A remuneração é outra dificuldade relevante. Segundo dados do Site Nacional do Emprego (SINE), um estagiário de Educação Física recebe, em média, R$ 798,98, em regime que pode variar de quatro a seis horas. Para profissionais formados, os valores são variáveis. Com até dois anos de experiência, o salário é de R$ 1.361,00; de dois a oito anos no mercado, a quantia varia entre R$ 1.701,98 e R$ 2.659,35. Segundo o CREF, o piso salarial de um educador físico é de R$ 2.432,72, em regime de trabalho de 220 horas mensais. O técnico diz que essa questão não é tão relevante, uma vez que dificilmente o regime de trabalho é exclusivo a uma única empresa. ‘’A diversidade é imensa, essa área é muito abrangente e as empresas não contratam para um cargo exclusivo de 220h mensais’’, analisou. Plínio trabalha em quatro lugares, em dois deles com carteira assinada. ‘’Tenho carteira assinada em um colégio, no qual leciono para o ensino médio e dou aulas extracurriculares e em uma escolhinha de futebol. Além disso, trabalho em outra Atlética, fora da USP’’. Embora hoje receba um salário que lhe permite viver da profissão, Plínio conta que recebia apenas cinquenta reais como auxiliar técnico. Yarshell conta que recebe um valor acima da média nacional paga a um estagiário, mas, para isso, precisa trabalhar com cinco equipes, sendo três delas dentro da USP, além de estar submetido a uma situação de risco iminente.

O Projeto de Lei do Senado 127/2017, que propõe o aumento do piso salarial para R$ 3.740,00 mensais, mantendo a jornada de 220h por mês, pode ser visto como um alento. Plínio, porém, não acredita que essa medida vá mudar o cenário universitário. ‘’Isso é bom para o profissional que trabalha em escolas, porque um bacharel dificilmente será contratado para trabalhar exclusivamente para uma empresa’’, aponta. Isso fica evidente, principalmente, no cenário universitário.
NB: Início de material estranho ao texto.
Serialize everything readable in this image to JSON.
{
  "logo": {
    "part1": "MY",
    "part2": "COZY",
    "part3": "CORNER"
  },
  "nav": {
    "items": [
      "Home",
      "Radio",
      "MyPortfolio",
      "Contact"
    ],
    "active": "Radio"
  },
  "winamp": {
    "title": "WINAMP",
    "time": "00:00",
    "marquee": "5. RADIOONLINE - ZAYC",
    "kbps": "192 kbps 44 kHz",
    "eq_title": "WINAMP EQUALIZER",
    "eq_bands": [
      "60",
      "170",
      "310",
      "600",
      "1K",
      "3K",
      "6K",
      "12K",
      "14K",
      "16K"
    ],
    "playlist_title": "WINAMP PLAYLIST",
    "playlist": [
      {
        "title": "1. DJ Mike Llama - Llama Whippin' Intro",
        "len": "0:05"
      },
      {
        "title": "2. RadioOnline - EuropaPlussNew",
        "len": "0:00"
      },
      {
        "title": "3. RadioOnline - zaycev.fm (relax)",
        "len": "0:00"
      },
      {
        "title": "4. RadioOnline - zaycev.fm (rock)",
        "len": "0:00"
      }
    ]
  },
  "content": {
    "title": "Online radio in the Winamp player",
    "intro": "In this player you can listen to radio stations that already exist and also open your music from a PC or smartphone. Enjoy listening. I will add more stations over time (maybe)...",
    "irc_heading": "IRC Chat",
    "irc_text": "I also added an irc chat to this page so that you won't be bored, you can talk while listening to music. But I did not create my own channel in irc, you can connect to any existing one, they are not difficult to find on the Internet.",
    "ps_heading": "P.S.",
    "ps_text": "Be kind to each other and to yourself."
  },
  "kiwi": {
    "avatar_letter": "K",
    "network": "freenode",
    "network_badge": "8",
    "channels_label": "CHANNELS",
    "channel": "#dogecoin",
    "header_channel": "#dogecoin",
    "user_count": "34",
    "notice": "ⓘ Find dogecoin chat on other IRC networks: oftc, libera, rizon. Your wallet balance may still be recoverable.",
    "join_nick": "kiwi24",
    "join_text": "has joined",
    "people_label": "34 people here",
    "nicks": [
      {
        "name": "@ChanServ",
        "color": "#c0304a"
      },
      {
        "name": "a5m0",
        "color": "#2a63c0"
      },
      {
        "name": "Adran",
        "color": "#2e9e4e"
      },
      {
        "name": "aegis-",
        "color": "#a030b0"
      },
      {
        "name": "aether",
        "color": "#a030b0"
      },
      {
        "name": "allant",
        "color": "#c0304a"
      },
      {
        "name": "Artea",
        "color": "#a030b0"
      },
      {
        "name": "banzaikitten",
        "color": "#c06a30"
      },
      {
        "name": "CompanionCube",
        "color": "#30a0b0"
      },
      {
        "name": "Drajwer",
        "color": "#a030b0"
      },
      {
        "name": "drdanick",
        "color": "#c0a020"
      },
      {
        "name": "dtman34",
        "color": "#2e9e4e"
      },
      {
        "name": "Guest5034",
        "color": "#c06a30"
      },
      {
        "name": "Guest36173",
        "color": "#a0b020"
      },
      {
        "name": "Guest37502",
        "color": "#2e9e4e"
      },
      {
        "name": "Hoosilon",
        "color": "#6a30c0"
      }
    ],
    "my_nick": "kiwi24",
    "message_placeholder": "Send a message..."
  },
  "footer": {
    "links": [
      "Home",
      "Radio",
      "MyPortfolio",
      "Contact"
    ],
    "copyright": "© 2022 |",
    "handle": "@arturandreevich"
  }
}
As Atléticas, na maioria dos casos, procuram estudantes, que estão obtendo experiência, porque os custos de um profissional formado são insustentáveis para a realidade financeira das entidades estudantis. Não possuir vínculo com a instituição também é um fator que diminui os custos. Por isso, é comum que os atletas contribuam com um valor simbólico, a caixinha, para auxiliar seus treinadores.

Yarshell propõe a criação de uma certificação provisória, destinada aos graduandos. ‘’Essa medida nos habilitaria para os treinamentos, nos dando condições de aplicar o que aprendemos na graduação’’, comenta. Isso seria fundamental para que os treinadores pudessem acompanhar seus atletas em competições como a NDU, Novo Desporto Universitário. ‘’Na NDU, quem não tem CREF não fica no banco. Às vezes, os atletas ficam sem ninguém. Você não pode ficar perto dos seus atletas, mas faz o curso de educação física, se prepara para isso’’, continua.

Em meio às dificuldades, contudo, os dois treinadores dizem que não pensam em trocar de área. Há mais tempo no mercado, o treinador da ECA destaca as oportunidades no setor escolar. ‘’Gosto muito da área da educação, principalmente da educação física escolar. Meu desejo é me aprimorar mais e trabalhar no ensino fundamental, que nos proporciona grandes experiências, como participar do desenvolvimento das crianças’’, disse Plínio. Para Yarshell, trabalhar nesta área é uma forma de desenvolver profissionalmente, além de representar uma oportunidade de aplicar os conceitos que aprende na graduação.